Fu l'onda di immensa commozione popolare ad indurre gli appassionati casoriani di ciclismo ad organizzare il primo Trofeo Arturo Lepori. Era il 1922, si correva la Coppa Caivano; altre strade: sterrate, polverose, con le righe fatte di gesso. Nel territorio del comune di S. Maria Capua Vetere, la giovane promessa del ciclismo campano Arturo Lepori era impegnato su un falsopiano a recuperare un leggero svantaggio da alcuni fuggitivi. Confusione, concitazione ma soprattutto polvere, ancora polvere, quasi una nebbia che rende tutto invisibile, tranne la fatica.

Certo non lo avvertì; il passaggio accanto a se di una ammiraglia che in accelerazione era tesa a raggiungere chi era davanti a lui, troppa era la concentrazione. Ma Lepori non poteva immaginare che dentro a quella nuvola di polvere ci fosse per lui l'ultimo istante, la morte. In senso opposto sopraggiungeva un carro trainato da un bue, fu l'animale ad ucciderlo, trafiggendolo con una delle sue corna.

Un anno dopo, nel luglio del 1923, prese il via il Trofeo. 170 i chilometri con partenza ed arrivo da Casoria, luogo di nascita di Lepori, che per l'occasione si mobilitava come per una festa di paese. Una corsa di media difficoltà con le ascese dei "Gradilli", presso il belvedere di S. Leucio (Caserta) e di Roccamonfina che negli anni seppe guadagnarsi il titolo di Tappa del Campionato Nazionale Dilettanti.

Una corsa che visse il suo momento d'oro negli anni cinquanta del secolo scorso, quando le fu attribuito il valore di prova internazionale, vedendo tra i partecipanti tanti ciclisti che di lì a pochi anni seppero guadagnarsi la gloria tra i professionisti. È il caso di Livio Trapè, vincitore del Lepori nel 1959, e medaglia d'Oro nella 100 Km a squadre alle Olimpiadi di Roma del 1960 e medaglia d'Argento nella prova su strada.

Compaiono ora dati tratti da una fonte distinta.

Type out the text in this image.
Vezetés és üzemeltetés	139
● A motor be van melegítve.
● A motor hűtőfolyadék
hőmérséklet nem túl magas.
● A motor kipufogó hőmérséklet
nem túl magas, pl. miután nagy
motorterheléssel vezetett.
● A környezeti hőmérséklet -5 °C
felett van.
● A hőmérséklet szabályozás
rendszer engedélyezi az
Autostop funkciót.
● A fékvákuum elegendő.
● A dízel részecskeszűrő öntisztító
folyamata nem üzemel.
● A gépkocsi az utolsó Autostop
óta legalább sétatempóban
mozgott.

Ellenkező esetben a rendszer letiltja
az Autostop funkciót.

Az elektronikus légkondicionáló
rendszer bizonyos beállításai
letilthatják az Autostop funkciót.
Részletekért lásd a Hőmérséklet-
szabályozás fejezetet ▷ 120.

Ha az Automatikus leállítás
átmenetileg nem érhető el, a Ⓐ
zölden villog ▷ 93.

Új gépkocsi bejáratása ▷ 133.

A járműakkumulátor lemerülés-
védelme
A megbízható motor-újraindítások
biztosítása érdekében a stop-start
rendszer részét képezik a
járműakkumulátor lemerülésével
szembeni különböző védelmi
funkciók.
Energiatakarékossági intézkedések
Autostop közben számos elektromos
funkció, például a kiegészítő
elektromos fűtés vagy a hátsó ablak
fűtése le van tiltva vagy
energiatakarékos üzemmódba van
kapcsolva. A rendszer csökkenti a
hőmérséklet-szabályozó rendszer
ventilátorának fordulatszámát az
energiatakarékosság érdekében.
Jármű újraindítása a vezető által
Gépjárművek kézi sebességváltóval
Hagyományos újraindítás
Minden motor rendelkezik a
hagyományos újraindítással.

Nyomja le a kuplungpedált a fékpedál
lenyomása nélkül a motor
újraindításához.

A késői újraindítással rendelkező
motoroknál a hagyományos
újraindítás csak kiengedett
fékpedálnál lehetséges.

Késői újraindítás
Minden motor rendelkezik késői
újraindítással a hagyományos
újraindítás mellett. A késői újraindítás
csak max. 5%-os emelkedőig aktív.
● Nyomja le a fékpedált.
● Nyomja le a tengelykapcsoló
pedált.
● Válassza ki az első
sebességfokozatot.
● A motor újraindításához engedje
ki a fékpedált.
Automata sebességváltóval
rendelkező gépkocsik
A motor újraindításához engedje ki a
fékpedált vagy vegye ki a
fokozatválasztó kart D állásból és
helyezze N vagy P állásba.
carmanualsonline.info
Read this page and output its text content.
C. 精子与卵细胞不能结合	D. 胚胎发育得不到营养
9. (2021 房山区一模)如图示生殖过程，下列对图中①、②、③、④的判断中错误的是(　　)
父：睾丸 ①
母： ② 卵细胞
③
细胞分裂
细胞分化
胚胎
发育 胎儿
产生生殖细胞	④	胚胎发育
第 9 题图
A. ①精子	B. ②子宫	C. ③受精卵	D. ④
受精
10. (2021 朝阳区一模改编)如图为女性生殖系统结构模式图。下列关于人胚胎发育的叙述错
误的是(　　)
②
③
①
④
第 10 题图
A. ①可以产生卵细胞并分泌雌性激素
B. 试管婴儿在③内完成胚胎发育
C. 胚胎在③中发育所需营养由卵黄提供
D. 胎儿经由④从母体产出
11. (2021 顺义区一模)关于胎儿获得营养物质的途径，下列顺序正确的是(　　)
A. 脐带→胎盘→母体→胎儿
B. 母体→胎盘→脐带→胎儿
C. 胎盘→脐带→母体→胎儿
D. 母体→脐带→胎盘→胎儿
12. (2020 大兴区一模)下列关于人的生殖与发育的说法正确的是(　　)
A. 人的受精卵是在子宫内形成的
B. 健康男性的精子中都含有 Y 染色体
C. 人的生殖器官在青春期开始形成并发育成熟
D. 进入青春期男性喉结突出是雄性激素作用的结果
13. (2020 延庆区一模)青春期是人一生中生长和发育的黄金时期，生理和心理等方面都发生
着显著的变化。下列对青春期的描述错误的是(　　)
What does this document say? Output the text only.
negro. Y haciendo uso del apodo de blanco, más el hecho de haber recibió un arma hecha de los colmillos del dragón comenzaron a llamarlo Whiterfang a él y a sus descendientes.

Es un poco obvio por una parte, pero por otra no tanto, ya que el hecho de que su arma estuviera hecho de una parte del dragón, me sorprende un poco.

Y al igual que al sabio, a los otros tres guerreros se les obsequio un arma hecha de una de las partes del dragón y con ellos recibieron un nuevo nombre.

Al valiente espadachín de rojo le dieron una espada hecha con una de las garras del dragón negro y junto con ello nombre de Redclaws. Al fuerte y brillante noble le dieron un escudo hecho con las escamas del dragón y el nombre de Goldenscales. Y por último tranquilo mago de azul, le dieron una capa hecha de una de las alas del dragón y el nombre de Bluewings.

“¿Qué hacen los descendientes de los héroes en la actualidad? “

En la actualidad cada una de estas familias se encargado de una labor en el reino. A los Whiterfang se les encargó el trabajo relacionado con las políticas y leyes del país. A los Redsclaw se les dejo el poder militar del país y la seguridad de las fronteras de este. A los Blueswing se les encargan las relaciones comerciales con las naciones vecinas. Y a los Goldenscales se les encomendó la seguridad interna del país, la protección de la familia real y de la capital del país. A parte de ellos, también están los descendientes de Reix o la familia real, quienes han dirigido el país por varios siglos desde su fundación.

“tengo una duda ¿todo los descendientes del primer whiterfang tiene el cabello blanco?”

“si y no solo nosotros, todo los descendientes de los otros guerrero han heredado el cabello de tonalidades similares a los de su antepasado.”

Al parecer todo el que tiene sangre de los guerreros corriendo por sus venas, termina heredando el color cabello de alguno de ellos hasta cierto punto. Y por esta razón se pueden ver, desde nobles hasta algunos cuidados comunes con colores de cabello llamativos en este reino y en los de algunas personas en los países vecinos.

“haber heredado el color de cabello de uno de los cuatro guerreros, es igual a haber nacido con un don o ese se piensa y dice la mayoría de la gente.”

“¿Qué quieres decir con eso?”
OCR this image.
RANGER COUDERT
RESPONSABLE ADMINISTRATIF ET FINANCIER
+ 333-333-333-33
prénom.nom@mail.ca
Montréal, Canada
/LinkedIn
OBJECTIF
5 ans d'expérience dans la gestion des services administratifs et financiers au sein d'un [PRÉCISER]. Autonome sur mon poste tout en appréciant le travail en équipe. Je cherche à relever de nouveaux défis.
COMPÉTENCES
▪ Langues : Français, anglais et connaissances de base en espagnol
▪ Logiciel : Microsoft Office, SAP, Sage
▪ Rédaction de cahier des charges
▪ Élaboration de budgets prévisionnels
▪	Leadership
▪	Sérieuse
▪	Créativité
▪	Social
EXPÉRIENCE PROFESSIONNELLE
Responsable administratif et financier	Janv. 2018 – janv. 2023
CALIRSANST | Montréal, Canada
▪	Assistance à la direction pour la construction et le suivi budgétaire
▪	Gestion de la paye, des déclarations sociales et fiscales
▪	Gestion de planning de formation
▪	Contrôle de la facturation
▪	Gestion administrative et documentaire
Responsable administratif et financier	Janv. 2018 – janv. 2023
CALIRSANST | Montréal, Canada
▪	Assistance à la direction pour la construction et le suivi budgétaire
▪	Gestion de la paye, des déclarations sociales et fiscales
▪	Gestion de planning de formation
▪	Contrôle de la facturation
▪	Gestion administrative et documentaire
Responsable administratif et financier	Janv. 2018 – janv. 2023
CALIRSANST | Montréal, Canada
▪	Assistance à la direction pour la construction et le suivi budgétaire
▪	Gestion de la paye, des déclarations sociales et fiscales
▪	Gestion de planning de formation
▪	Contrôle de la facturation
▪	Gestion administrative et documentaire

Ad Ercole Baldini invece il trionfo nel Lepori fu addirittura foriero di una indimenticabile affermazione, la medaglia d'Oro nella prova su strada alle Olimpiadi di Melbourne (Australia) nel 1956. Proprio prima di partire per l'avventura nell'altro emisfero, il 18 luglio del 1956, Ercole Baldini tagliò per primo il traguardo di Casoria. Chissà che non fu proprio la salitella dei Gradilli, poco più di tre chilometri al 5% di pendenza media, a favorirlo nell'ultima breve ascesa nella capitale australiana, donandogli una vittoria storica quanto inaspettata. Tanto che alla premiazione gli organizzatori stentarono a trovare il disco con l'inno di Mameli.

Anche altri campioni seppero anticipare sulle strade a nord di Napoli la loro gloria da professionisti: Diego Ronchini, Campione italiano nel 1959, vinse il Trofeo Lepori nel 1955; Benito Romagnoli, vittorioso a Casoria nel '54 fu presente al Giro d'Italia dal 1956 al '59; di Eraldo Bocci, primo del 1963.

Organizzato in grande stile fino a metà degli anni sessanta il Trofeo Arturo Lepori si è corso fino al 1975, fino a perdersi perché nella cittadina a nord di Napoli scemò l'interesse per la faticosa arte del pedale in luogo di un altro sport: quello della pedata, il calcio. Ma questa è un'altra storia.